There's something to be said for both methods. With the first, you can arrive at a conclusion that is your own, unhampered by the opinions of others. You might even come up with the right answers. Of course, you'll have to spend some time on it, and the more complex the issue, the more time you must take to educate and perform the work. With the other method, you have plenty of time to do other things and feel secure in knowing you are doing something that is otherwise personally productive...but you may be settling for less and never knowing it.

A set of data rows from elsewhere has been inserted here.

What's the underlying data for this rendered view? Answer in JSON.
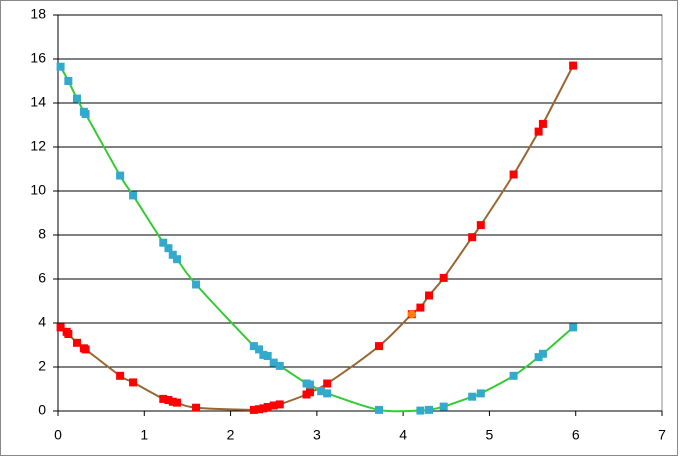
{
  "chart_data": {
    "type": "scatter",
    "xlim": [
      0,
      7
    ],
    "xticks": [
      0,
      1,
      2,
      3,
      4,
      5,
      6,
      7
    ],
    "ylim": [
      0,
      18
    ],
    "yticks": [
      0,
      2,
      4,
      6,
      8,
      10,
      12,
      14,
      16,
      18
    ],
    "grid": true,
    "series": [
      {
        "color": "#996633",
        "marker_color": "#ff0000",
        "line": true,
        "x": [
          0.03,
          0.1,
          0.12,
          0.22,
          0.3,
          0.32,
          0.72,
          0.87,
          1.22,
          1.28,
          1.33,
          1.38,
          1.6,
          2.27,
          2.33,
          2.38,
          2.43,
          2.5,
          2.57,
          2.88,
          2.92,
          3.12,
          3.72,
          4.1,
          4.2,
          4.3,
          4.47,
          4.8,
          4.9,
          5.28,
          5.57,
          5.62,
          5.97
        ],
        "values": [
          3.8,
          3.6,
          3.5,
          3.1,
          2.85,
          2.8,
          1.6,
          1.3,
          0.55,
          0.5,
          0.42,
          0.38,
          0.15,
          0.05,
          0.08,
          0.12,
          0.18,
          0.25,
          0.3,
          0.75,
          0.85,
          1.25,
          2.95,
          4.4,
          4.7,
          5.25,
          6.05,
          7.9,
          8.45,
          10.75,
          12.7,
          13.05,
          15.7
        ]
      },
      {
        "color": "#33cc33",
        "marker_color": "#33aacc",
        "line": true,
        "x": [
          0.03,
          0.12,
          0.22,
          0.3,
          0.32,
          0.72,
          0.87,
          1.22,
          1.28,
          1.33,
          1.38,
          1.6,
          2.27,
          2.33,
          2.38,
          2.43,
          2.5,
          2.57,
          2.88,
          2.92,
          3.05,
          3.12,
          3.72,
          4.2,
          4.3,
          4.47,
          4.8,
          4.9,
          5.28,
          5.57,
          5.62,
          5.97
        ],
        "values": [
          15.65,
          15.0,
          14.2,
          13.6,
          13.5,
          10.7,
          9.8,
          7.65,
          7.4,
          7.1,
          6.9,
          5.75,
          2.95,
          2.8,
          2.55,
          2.5,
          2.2,
          2.05,
          1.25,
          1.2,
          0.9,
          0.8,
          0.05,
          0.02,
          0.05,
          0.2,
          0.65,
          0.8,
          1.6,
          2.45,
          2.6,
          3.8
        ]
      },
      {
        "color": "#ff8000",
        "marker_color": "#ff8000",
        "line": false,
        "marker": "circle",
        "x": [
          4.1
        ],
        "values": [
          4.4
        ]
      }
    ]
  }
}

Call it an intellectual law of scarcity.
Posted by: Jason at October 1, 2006 12:05 PMI stand firm on my opinion that we do not know and what's more we cannot know. We are not allowed enough time on earth to know the exact past, we surely do not know the future and modeling just doesn't cut it. We can forecast trends in weather, we cannot predict volcanic activity, meteors, and other phenomenon that cause changes in the atmosphere and climate. Even if we could, we could not do much about it. Stop a volcanic eruption? not in the next hundred years. And if we could, what about the unintended consequneces? Our lives are undpredictable and so is that of the earth, in the long run.

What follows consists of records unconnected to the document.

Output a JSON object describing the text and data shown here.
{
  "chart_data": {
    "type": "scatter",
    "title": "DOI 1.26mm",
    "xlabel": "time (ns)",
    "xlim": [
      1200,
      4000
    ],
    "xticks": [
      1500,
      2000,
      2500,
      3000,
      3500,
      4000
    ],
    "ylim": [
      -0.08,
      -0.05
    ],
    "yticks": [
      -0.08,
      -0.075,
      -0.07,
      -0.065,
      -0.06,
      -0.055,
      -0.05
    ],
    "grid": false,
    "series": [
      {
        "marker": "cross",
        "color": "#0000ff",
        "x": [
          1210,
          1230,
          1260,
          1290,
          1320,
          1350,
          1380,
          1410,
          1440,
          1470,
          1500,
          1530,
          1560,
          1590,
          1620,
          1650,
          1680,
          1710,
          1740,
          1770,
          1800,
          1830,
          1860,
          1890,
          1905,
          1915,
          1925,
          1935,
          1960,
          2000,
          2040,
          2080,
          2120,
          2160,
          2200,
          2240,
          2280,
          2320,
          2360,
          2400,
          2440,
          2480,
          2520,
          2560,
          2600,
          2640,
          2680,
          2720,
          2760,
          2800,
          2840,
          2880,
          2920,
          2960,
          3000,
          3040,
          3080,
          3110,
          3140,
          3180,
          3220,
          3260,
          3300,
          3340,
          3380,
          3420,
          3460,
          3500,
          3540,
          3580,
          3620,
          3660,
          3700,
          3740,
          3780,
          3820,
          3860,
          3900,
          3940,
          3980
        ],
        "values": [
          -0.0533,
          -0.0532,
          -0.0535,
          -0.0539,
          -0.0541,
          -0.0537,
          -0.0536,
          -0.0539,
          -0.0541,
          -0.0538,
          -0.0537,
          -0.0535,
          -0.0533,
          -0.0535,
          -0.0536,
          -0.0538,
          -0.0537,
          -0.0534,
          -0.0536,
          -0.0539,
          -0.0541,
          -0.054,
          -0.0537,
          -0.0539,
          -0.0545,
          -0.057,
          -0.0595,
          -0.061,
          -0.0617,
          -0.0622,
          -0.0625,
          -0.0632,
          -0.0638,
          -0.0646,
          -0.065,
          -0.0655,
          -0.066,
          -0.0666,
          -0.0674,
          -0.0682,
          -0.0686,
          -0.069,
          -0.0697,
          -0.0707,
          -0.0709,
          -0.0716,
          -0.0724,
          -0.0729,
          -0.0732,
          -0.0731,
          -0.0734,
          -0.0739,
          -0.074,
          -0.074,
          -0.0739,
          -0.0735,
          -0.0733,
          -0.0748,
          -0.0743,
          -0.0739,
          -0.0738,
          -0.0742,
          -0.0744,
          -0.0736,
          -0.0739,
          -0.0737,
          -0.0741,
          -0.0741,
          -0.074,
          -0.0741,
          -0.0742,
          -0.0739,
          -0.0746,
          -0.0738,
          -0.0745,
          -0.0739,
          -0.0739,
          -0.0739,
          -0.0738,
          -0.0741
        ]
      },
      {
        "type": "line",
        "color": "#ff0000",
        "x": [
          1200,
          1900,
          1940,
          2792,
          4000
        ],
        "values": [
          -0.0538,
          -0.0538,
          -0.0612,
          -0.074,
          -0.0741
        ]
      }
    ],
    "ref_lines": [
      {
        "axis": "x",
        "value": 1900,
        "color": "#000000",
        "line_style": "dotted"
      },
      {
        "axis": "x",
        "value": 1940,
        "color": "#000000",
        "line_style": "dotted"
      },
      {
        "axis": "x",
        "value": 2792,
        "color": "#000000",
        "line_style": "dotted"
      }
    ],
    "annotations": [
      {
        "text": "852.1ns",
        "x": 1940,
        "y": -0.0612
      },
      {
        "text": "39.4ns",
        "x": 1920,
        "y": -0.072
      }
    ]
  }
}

Posted by: Ruth H at October 1, 2006 06:48 PMI found this yesterday.
http://epw.senate.gov/speechitem.cfm?party=rep&id=263759
It makes some interesting reading about how the media has changed over the years. Global Warming is only today's cause celeb. The real problem the media has is being questioned about their objectivity. The term that George Orwell used in "1984" was doublethink. Wikipedia defines it as thus:
Doublethink
"The keyword here is blackwhite. Like so many Newspeak words, this word has two mutually contradictory meanings. Applied to an opponent, it means the habit of impudently claiming that black is white, in contradiction of the plain facts. Applied to a Party member, it means a loyal willingness to say that black is white when Party discipline demands this. But it means also the ability to believe that black is white, and more, to know that black is white, and to forget that one has ever believed the contrary. This demands a continuous alteration of the past, made possible by the system of thought which really embraces all the rest, and which is known in Newspeak as doublethink." (1984)
I guess that the more things change the more they remain the same.
I'm a big fan of global warming as long as the earth survives and only human civilization is destroyed. "Civilization" is becoming a real pain in the ass to me and my rabbit kind.
Posted by: Will at October 1, 2006 10:53 PMThere are a few simple things to keep in mind when reading anything on global warming, no matter which side it promotes:
1. The earth's climate is NOT static. The temperature that we currently enjoy is not the normal temperature. The fact is, there is NO normal temperature.
2. The climate has been warmer in the past than it is now.
3. The climate has been colder in the past than it is now.
4. Extreme temperature shifts have caused mass extinctions in the past, and will do so again in the future.
5. The only way for humans as a species to survive any changes is to adapt. There is nothing that can be done to change the fact that the climate changes, sometimes drastically.
6. A warmer planet is not neccessarily a bad thing.
Keep those things in mind when reading anything on global warming.